We can omit the `start` index, and it defaults to 0, or the `end` index, and it defaults to `len(L)`, or even both!

With slices, it helps to think of an index as pointing "just before" the corresponding position, as shown.

**Exercises** 
* What if you try an index too large for the list?
* Think Python exercise 6.6: write a recursive function `is_palindrome` which works by checking whether the first and last elements of a string are equal, and if so, calls itself on the remainder.

`in`
---

The `in` operator checks whether some compound data structure contains a given object. It also works on strings.

In [23]:
5 in L

True

In [24]:
s = "xylophone"
if "ph" in s:
    print("I found ph")

I found ph


Sets
---

A set is an unordered collection of non-duplicate items. (Contrast to a list, which is ordered and can contain duplicates.)

In [25]:
s = {6, 5, 10}
s.add(6)
print(s)
print(5 in s) # "in" works

{10, 5, 6}
True


Dictionaries
---

A dictionary is like a set of keys each paired with a value. It's really useful! 

In [26]:
d = {"name": "Bob"}
d["name"] = "Fred"
d["age"] = 37
print(d)
print(d["age"])
print("name" in d) # "in" looks in the *keys*
print("Fred" in d) # it does not look in the *values*
print(d["job"])    # the key "job" doesn't exist, so we'll see a KeyError

{'name': 'Fred', 'age': 37}
37
True
False


KeyError: 'job'

We should notice a type of regularity/coherence in Python syntax. Lists use square brackets; sets use curly brackets; tuples use round brackets. In all cases the items are separated by commas. A dictionary is a *set* of key-value pairs, so it uses curly brackets like a set -- but now the items have to be pairs, each pair having a colon `:` in the middle.

**Exercises**

* Can we use indexing and slicing with strings? With sets? With dictionaries? Why/why not? Try them and observe the result.
* Can we use `len` with lists? With sets? With dictionaries? Why/why not?
* What happens if we say `for x in d`, a `dict`? Try it.

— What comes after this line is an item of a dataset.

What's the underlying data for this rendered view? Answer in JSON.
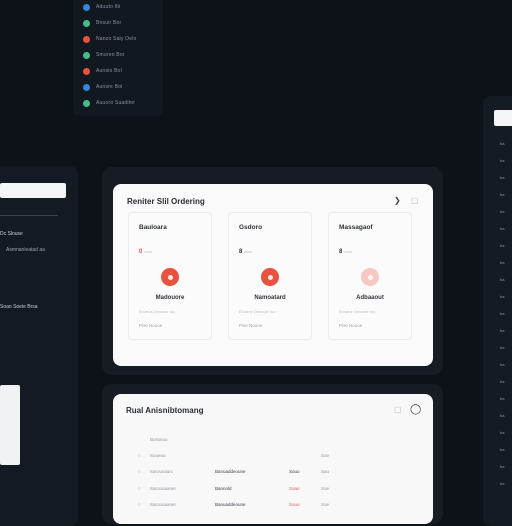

**Exercise**: Consider this complex nested data structure. Describe its structure: "it is a `list` of ... of ... of ... of dicts where each key is a ... and each value is a ..."

In [None]:
students = [
    {
        "name": "Bruce Wayne", 
         "age": 34,
         "ID": "1234",
         "modules": {
                "CT5123": {
                    "grades": [55, 68],
                    "attendance": [False, True, True, True, True],
                },
                "CT5234": {
                    "grades": [45, 90],
                    "attendance": [True, False, False, False, True]
                }
        }
    },
    {
        "name": "Peter Parker",
        "age": 21,
        "ID": "0126",
        "modules": {
                "CT5123": {
                    "grades": [90, 90, 90],
                    "attendance": [False, True, True, True, True],
                },
                "CT5234": {
                    "grades": [60, 74],
                    "attendance": [False, True, True, True, True]
                }
        }
    }
]

Observe that we can access any element using an expression like `students[0]["name"]`, which gets the first student's name. Write a similar expression that picks out Parker's attendance record in CT5123, and then another to get Wayne's most recent grade in CT5234.

**Exercise**: Why did I write "ID" as a string, not an integer?